Lessons from Ancient Arches
My wife and I just returned from a vacation visiting our National Parks in Utah and Arizona – Zion, Bryce, Arches, Natural Bridges and the North Rim and South Rim of the Grand Canyon. It was an incredible, humbling trip.
One reason for going to Utah was to visit Arches National Park and see in person the arches that inspired us to use them in our promotion materials. Let’s take a few minutes to consider these magnificent Arches, and in particular, Delicate Arch and Broken Arch.
One thing that our National Parks do right away is to make us realize how small and insignificant we are compared to the wonders of nature and God’s majestic creation. We think in terms of weeks, months, years and a lifetime. But out in the National Parks, the measure of time is thousands and millions of years. There are over 2,000 arches in Arches Park, all naturally made over millions of years from the elements – wind, gravity and erosion, out of various types of stone – largely sandstone. When you stand beneath Delicate Arch or the equally impressive Landscape Arch, you get a sense of the scale we’re talking about. Words and pictures do little to describe what can only be experienced to get a fuller comprehension of these formations of terra cotta stone.
There are lessons in the National Parks that are applicable to all phases of our lives. Our careers, our personal lives, our perspectives, our sense of purpose and of accomplishment can all be measured in part against the backdrop of the silent but powerful lessons that these rock formations and canyons offer us. A Park Ranger giving a tour along the South Rim told us that one early visitor to the Grand Canyon stated that it was “utterly useless”. Nothing could be further from the truth. But like so many things, the extent of the usefulness of these quiet, majestic teachers rests in the ability of each of us to be still, listen, observe, immerse ourselves into our surroundings and learn.

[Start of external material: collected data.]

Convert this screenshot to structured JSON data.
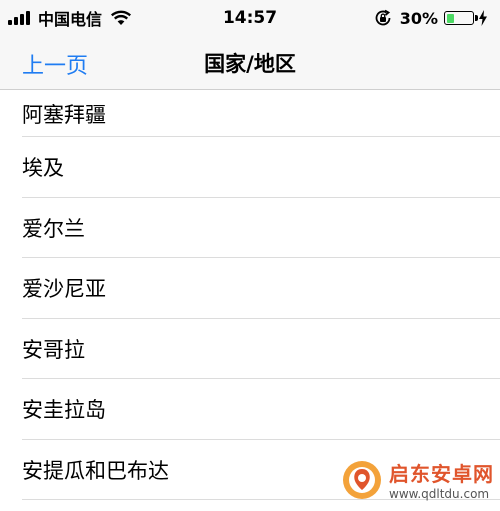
{
  "status_bar": {
    "carrier": "中国电信",
    "time": "14:57",
    "battery_percent": "30%",
    "battery_level": 0.3,
    "battery_color": "#4cd964",
    "icons": [
      "signal-icon",
      "wifi-icon",
      "rotation-lock-icon",
      "battery-icon",
      "charging-bolt-icon"
    ]
  },
  "nav": {
    "back_label": "上一页",
    "title": "国家/地区",
    "accent_color": "#1f7cf2"
  },
  "list": {
    "items": [
      "阿塞拜疆",
      "埃及",
      "爱尔兰",
      "爱沙尼亚",
      "安哥拉",
      "安圭拉岛",
      "安提瓜和巴布达"
    ]
  },
  "watermark": {
    "name": "启东安卓网",
    "url": "www.qdltdu.com"
  }
}
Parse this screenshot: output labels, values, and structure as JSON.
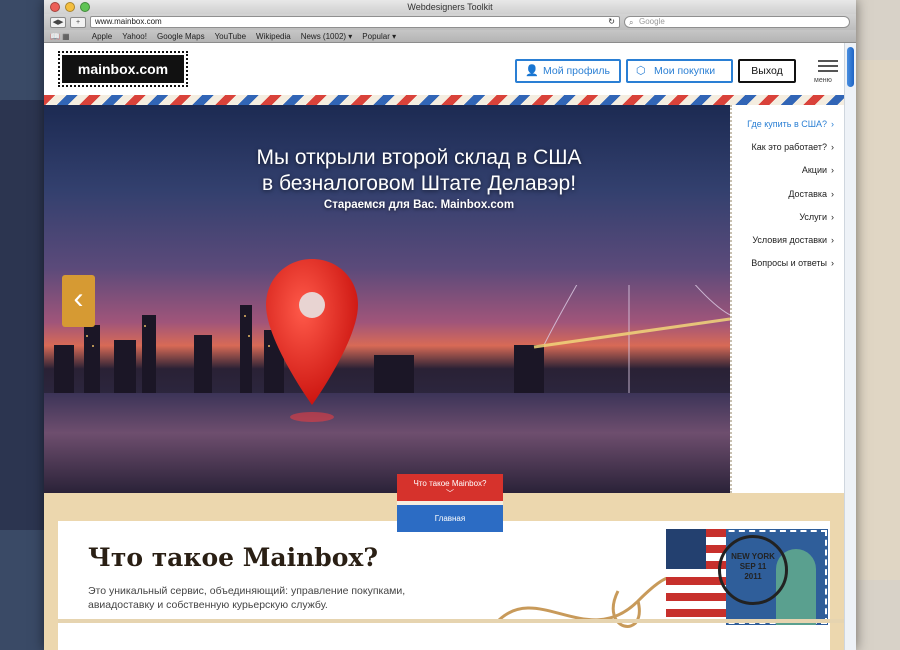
{
  "window": {
    "title": "Webdesigners Toolkit",
    "url": "www.mainbox.com",
    "search_placeholder": "Google"
  },
  "bookmarks": [
    "Apple",
    "Yahoo!",
    "Google Maps",
    "YouTube",
    "Wikipedia",
    "News (1002) ▾",
    "Popular ▾"
  ],
  "header": {
    "logo": "mainbox.com",
    "profile_label": "Мой профиль",
    "orders_label": "Мои покупки",
    "exit_label": "Выход",
    "menu_label": "меню"
  },
  "hero": {
    "title_line1": "Мы открыли второй склад в США",
    "title_line2": "в безналоговом Штате Делавэр!",
    "subtitle": "Стараемся для Вас. Mainbox.com"
  },
  "side_nav": {
    "items": [
      {
        "label": "Где купить в США?",
        "active": true
      },
      {
        "label": "Как это работает?",
        "active": false
      },
      {
        "label": "Акции",
        "active": false
      },
      {
        "label": "Доставка",
        "active": false
      },
      {
        "label": "Услуги",
        "active": false
      },
      {
        "label": "Условия доставки",
        "active": false
      },
      {
        "label": "Вопросы и ответы",
        "active": false
      }
    ]
  },
  "tab_badge": {
    "top_label": "Что такое Mainbox?",
    "bottom_label": "Главная"
  },
  "about": {
    "title": "Что такое Mainbox?",
    "text": "Это уникальный сервис, объединяющий: управление покупками, авиадоставку и собственную курьерскую службу."
  },
  "stamp": {
    "postmark_line1": "NEW YORK",
    "postmark_line2": "SEP 11",
    "postmark_line3": "2011"
  },
  "colors": {
    "accent": "#2a7fd4",
    "airmail_red": "#d9423a",
    "airmail_blue": "#3165b6",
    "slider_arrow": "#d69a33"
  }
}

I needed to go to Delicate Arch and Broken Arch to better understand their power, and came away more inspired by them. Their names – “delicate” and “broken” – are symbolically appropriate for dispute resolution, and they also reflect a bold contradiction. While these arches could succumb to the impact of forces beyond their control and collapse at any time, they are anything but delicate or broken. A crack in Broken Arch gives it an appearance of being broken, but a closer look reveals that it is joined and strong. Delicate Arch stands openly at the edge of a rather precarious rim, fully exposed to the elements and fully transparent, but the closer you get to it, the more powerful and sturdy it is.
These rocks send us messages about the way we approach our disputes and how we try to resolve them – messages about the power of transparency, about the inherent strength of the arch formation, the importance of creating connection and in the notion that the more engaged we are in the pursuit of something, the more successful and lasting the result will be. The Arches, like the Natural Bridges, reinforce a centering concept that conflict resolution advocates have chosen to embrace: The choice of working toward connection, rather than separation. To get to “yes”, and beyond that to achieve deeper resolution, connection is vital.
Like non-adversarial dispute resolution itself, I didn’t truly appreciate the power of these natural wonders until I understood them better. They initially spoke to me, inspiring enough to choose them as the way I want to approach resolving disputes and the images I wanted to reflect our approach to dispute resolution. But until I saw them up close and listened to their silent strength, I didn’t fully realize their magnitude or staying power.
The same phenomenon occurred when I got my first taste of processes like Collaborative Practice and mediation. At first they are attractive, inspiring, and make so much sense. But it isn’t until we make a conscious commitment to engage more deeply and internalize these approaches that we realize the depth of their power as well as the scope of the mission in which we are immersed.
Now that I have gone deeper and internalized the processes I work with, the power of the patient but steady transformation of how conflicts are resolved is even clearer. That realization was powerfully reinforced by the quiet stability and perseverance of the arches and canyons of our National Parks. Their lesson: Stay with that which you pursue and that which you want to resolve long enough to get deeply immersed and grounded in it. Then you’ll grasp it more fully.